What seems the most frustrating aspect of MG to me is that the Airborne Army was ready to go since August and had many failed calls; the ground (and air) logistic seems to be the most determining factor of it all. The XXX Corps were facing a Penalty battalion hastily moved forward to block the Hell's Highway to reach Eindhoven; given the fact that Operational Officers from the Netherlands warned the Supreme Allied Command about the dangers of using that path of advance (in the Netherlands Army Academy you failed your exams doin' just that), it seems that if the Allied machine was moving just a merely week before they would have possibly succeeded.

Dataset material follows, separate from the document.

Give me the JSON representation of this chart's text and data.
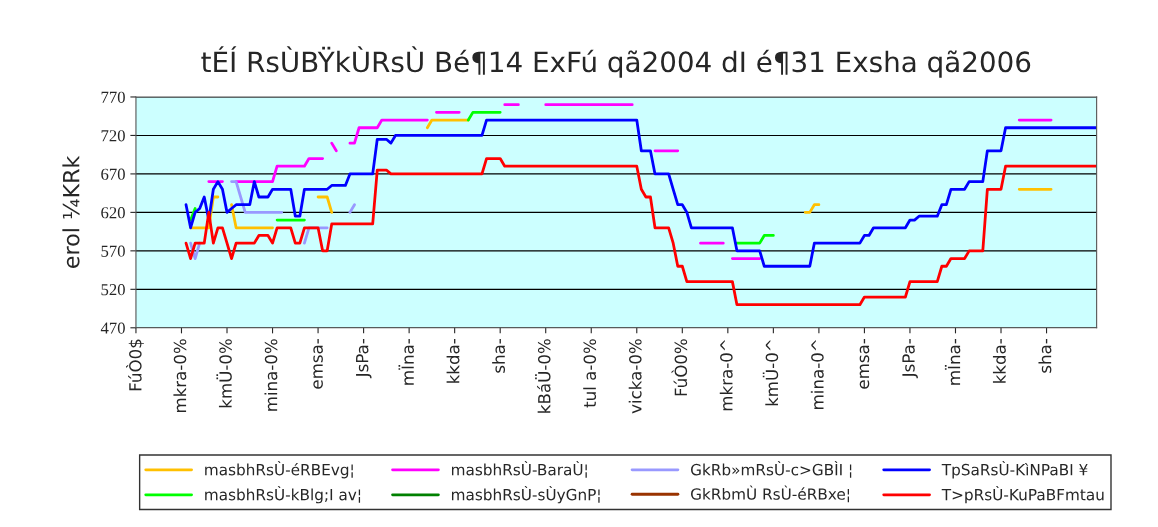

Picking a non-text book line of advance is kinda what victories are made of, remember the Ardennes anyone? (the first one, not the second one)

And in spite of all that XXX Corps reached Nijmegen ahead of schedule. At that point all of the required bridges were in Allied hands...... except one.

The one that on the first day of the landings was completely unoccupied. The Recon Co from one of the SS Pz divisions rolled into Nijmegen on day 1, saw nothing and turned around to head back to base north of Arnhem. Upon reaching the Arnhem bridge they were torn up by 2 Para.

That is what drives me bonkers about the whole thing, "conventional wisdom" is to say Monty was rash and threw away lives because he was too pig headed.

For me it was the 82nd Airborne .....

"How did you go at the bridge mate? "

"Bridge? which one is that ?"

"The big one, the highway bridge, y'know.. in town ?"

"Oh that one ... yes ummmm goooood ... we're ahh ... we're working on it "

"WHAT ?!"

Instead we are sold some line of crap about British tanks finally crossing the bridge and then stopping to make tea.